Bu tespitlerin ardından da, “Motor kullanıcılarının Bogus Part'lara karşı dikkatli olup, motorlar üzerinde sadece orijinal yedek parçaları kullanmaları, ayrılmalar nedeniyle kaza kırımlara sebep olan gaz türbin kanatçıklarının kontrol edilerek, uygun olmayanların motorlardan sökülüp, uygun olanlar ile değiştirilmesi gerektiği” uyarısı yapıldı.

Ancak uzmanların iddiası o ki; Firmayla anlaşmamız olmadığı için Türkiye'nin bu duyurudan ve uyarıdan haberi olmadı.

MALATYA KAZASININ SEBEBİNİ ÖĞRENDİK Mİ

1 yıl sonra ise 2011'de Malatya kazası yaşandı. Yine bu helikopterlerden birisi kayısı bahçesine düştü, 1 yüzbaşımız şehit oldu.
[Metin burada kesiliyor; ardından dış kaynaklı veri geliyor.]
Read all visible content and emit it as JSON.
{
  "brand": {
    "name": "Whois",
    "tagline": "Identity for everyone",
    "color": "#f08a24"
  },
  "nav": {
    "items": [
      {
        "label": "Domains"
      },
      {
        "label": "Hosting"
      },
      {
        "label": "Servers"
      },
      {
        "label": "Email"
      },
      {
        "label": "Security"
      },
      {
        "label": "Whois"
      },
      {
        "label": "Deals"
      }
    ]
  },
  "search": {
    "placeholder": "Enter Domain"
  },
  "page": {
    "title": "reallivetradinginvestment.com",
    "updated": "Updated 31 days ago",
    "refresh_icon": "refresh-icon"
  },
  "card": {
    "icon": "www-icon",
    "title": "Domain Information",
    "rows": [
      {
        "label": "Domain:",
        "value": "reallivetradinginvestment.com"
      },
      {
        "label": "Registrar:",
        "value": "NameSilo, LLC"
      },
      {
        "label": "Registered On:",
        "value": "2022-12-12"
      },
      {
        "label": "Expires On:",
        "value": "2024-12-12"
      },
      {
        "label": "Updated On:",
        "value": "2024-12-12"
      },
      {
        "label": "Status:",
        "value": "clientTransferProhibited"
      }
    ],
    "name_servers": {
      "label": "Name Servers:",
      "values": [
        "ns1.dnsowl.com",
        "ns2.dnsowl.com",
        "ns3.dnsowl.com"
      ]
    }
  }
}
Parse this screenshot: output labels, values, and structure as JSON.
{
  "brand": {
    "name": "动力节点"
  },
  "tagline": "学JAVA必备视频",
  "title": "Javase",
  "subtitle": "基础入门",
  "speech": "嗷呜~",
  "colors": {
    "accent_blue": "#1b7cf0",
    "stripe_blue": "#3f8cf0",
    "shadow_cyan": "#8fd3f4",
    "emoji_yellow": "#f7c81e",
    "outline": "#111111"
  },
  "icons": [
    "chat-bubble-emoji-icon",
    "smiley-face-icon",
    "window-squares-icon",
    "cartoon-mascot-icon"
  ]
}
O kazayla ilgili çok ciddi ve geniş bir araştırma, soruşturma yapıldığını öğrendik. Varılan sonucu ilgililer herhalde biliyordur, ama 8 yıl geçtiği halde milletimiz halen bilmiyor.

Bu bilgi ve olaylardan anlıyoruz ki; “Uçan tabut, yaşlı veya yaslı helikopter”den ziyade, gelişmeleri takip ve tedbir almada ciddi sıkıntılarımız var.

Sancaktepe ve Çekmeköy kazalarının son kazalar olması dileğiyle, bir başka önemli konuyu daha konuşalım.

“ŞEHİRLERİN GELİŞİMİNE ENGEL OLUYOR” KAMPANYASI

2.5 ayda 9 cana malolan kazaların yaşandığı Samandıra/Sancaktepe'deki 4. Kara Hava Alayının konumu nedir?

Görüntülerden izliyoruz, koca koca binaların arasında kalmış bir yer.

Oysa burasının inşaatı 1988'de başladı, konuşlanma 2003'te yapıldı.

2000'li yıllar ile bugünü kıyaslayalım; O tarihlerde bu kadar bina var mıydı?

Bilindiği gibi, havaalanları çevresindeki yapılaşma kriterleri Mania planları ile belirleniyordu.

Ancak 2010'lu yıllardan itibaren birçok ilimizde, “Şehrin gelişimine engel oluyor” kampanyaları başlatılarak, bu planlar o kadar değiştirildi ve yapılaşmanın önü öylesine açıldı ki, işte mesela Samandıra bu hale geldi.

Peki burada sorun; Askeri tesisin orada olması mıdır, yapılaşma bu boyutlara geldikten sonra, “Çok şükür, siviller ölmedi” diye teselli bulmamız mı?

O bölgeyle ilgili 2014'ten beri konuşulan “Projeleri” bir başka yazıya bırakıp, tahminimi paylaşmakla yetineyim.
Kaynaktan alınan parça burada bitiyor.